We have also seen that man has such great facility in these spheres, that not only may he act responsibly, but irresponsibly; indeed, he may relish acting irresponsibly even while formally acknowledging that it is indeed irresponsible, before, during and after such actions! He may do so with or without rationale; and the rationale may vary from wholly lunatic ravings of proud paronoia, to deluded idealism which despatches millions with ultimate cruelty (like the Khmer Rouge) while alleging splendid ideals, and not self-interest; as indeed, was the case with Himmler also, on the other side.

Man then has liberty but not autonomy; possesses responsibility but not always responsibly; can assault conscience but not always successfully; can rationalise, but not always with logical rationale and is altogether, in potential the pertest piece of goods, able to lie, deceive with variable lashings of self-deceit, to strive, squall, bawl, protest too much and too little, be fantically deluded, ecstatically deluded, ecstatically inspired, ideationally fired, idealistically driven with pro-or anti-life 'ideals', listen to reason and abuse reason, synthesise the process and show such a spurt and spawning of capabilities, facilities and functionalities in this sphere that to ignore them, is merely one more illustration of the fact . . . that they are there. Such arbitrary caprice is the very stuff of philosophy, using the very facilities it would often deny in the very act!

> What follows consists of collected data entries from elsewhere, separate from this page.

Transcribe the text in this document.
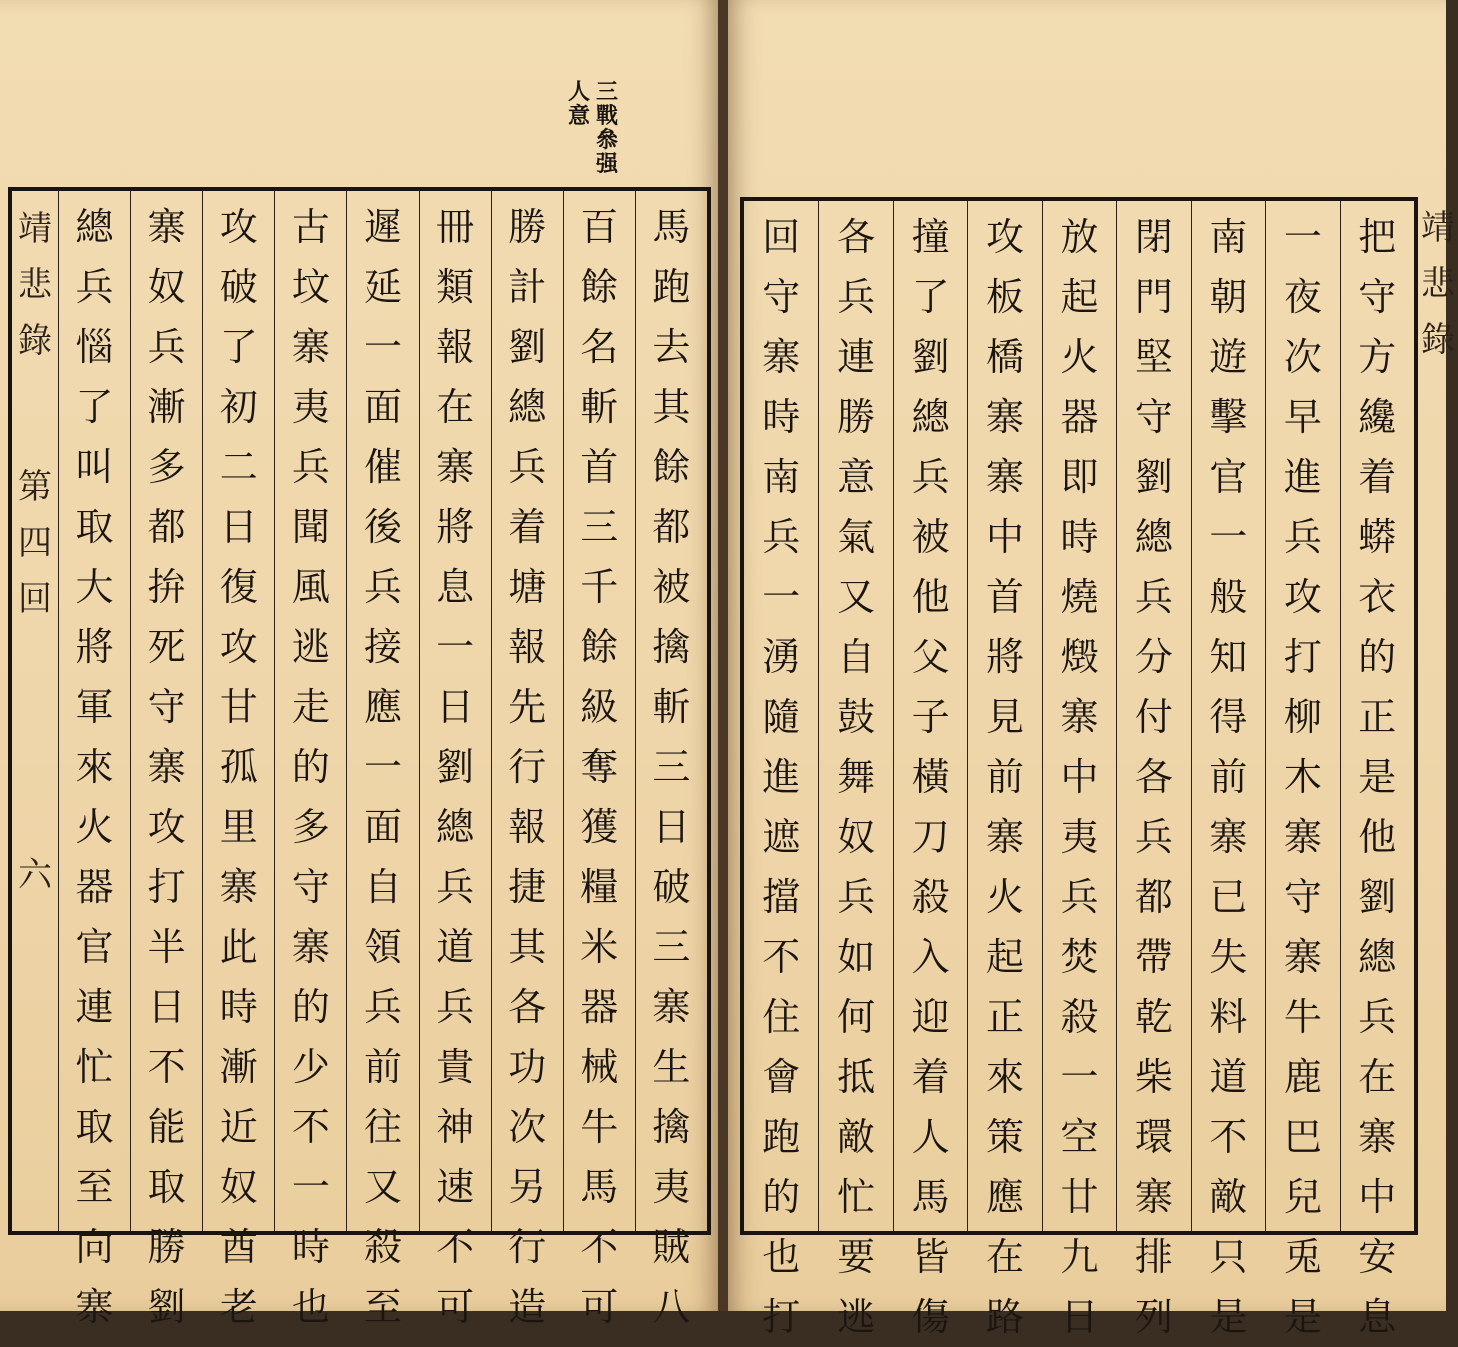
三
戰
叅
强
人
意
靖
悲
錄
第
四
回
六
馬
跑
去
其
餘
都
被
擒
斬
三
日
破
三
寨
生
擒
夷
賊
八
百
餘
名
斬
首
三
千
餘
級
奪
獲
糧
米
器
械
牛
馬
不
可
勝
計
劉
總
兵
着
塘
報
先
行
報
捷
其
各
功
次
另
行
造
冊
類
報
在
寨
將
息
一
日
劉
總
兵
道
兵
貴
神
速
不
可
遲
延
一
面
催
後
兵
接
應
一
面
自
領
兵
前
往
又
殺
至
古
坟
寨
夷
兵
聞
風
逃
走
的
多
守
寨
的
少
不
一
時
也
攻
破
了
初
二
日
復
攻
甘
孤
里
寨
此
時
漸
近
奴
酋
老
寨
奴
兵
漸
多
都
拚
死
守
寨
攻
打
半
日
不
能
取
勝
劉
總
兵
惱
了
叫
取
大
將
軍
來
火
器
官
連
忙
取
至
向
寨
把
守
方
纔
着
蟒
衣
的
正
是
他
劉
總
兵
在
寨
中
安
息
一
夜
次
早
進
兵
攻
打
柳
木
寨
守
寨
牛
鹿
巴
兒
兎
是
南
朝
遊
擊
官
一
般
知
得
前
寨
已
失
料
道
不
敵
只
是
閉
門
堅
守
劉
總
兵
分
付
各
兵
都
帶
乾
柴
環
寨
排
列
放
起
火
器
即
時
燒
燬
寨
中
夷
兵
焚
殺
一
空
廿
九
日
攻
板
橋
寨
寨
中
首
將
見
前
寨
火
起
正
來
策
應
在
路
撞
了
劉
總
兵
被
他
父
子
橫
刀
殺
入
迎
着
人
馬
皆
傷
各
兵
連
勝
意
氣
又
自
鼓
舞
奴
兵
如
何
抵
敵
忙
要
逃
回
守
寨
時
南
兵
一
湧
隨
進
遮
擋
不
住
會
跑
的
也
打
靖
悲
錄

In so doing, it merely illustrates them.

This edifice of formulation, inspiration, dedication, degeneration, aspiration, compilation of components, penetration with survey and incisive oversight, this spirit of man, integral - in possibility - ramifying and dedicated to illusion or reality, and to illusion in the name of reality and even touches of reality in the name of illusion: it is far too blustering and anon beautiful to ignore.

In Jesus Christ you see of what it is capable; and few there be that criticise the Christ in the Bible. In multitudes of others, you see this too . . . but in a negative sense. You even see some who would WANT to be conditioned and controlled, to escape with noise or constant work, or appetite, or friendly pursuits, or unfriendly pursuits and contrivances, and so to go on a sort of auto-pilot without thought, without pain and without utilising what is there. On the contrary, in Russia, you see in one of the wild characterisations revealed in the writings of novelist Dostoevsky such wild ravings of philosophy that one party USES the deluded ramblings of another, in order to gain something which he himself desires (designs) - in a case of gross manipulation. In a sense, and in view of recent revelations on Lenin, this almost encapsulates what the Communist Party was to do to the nation!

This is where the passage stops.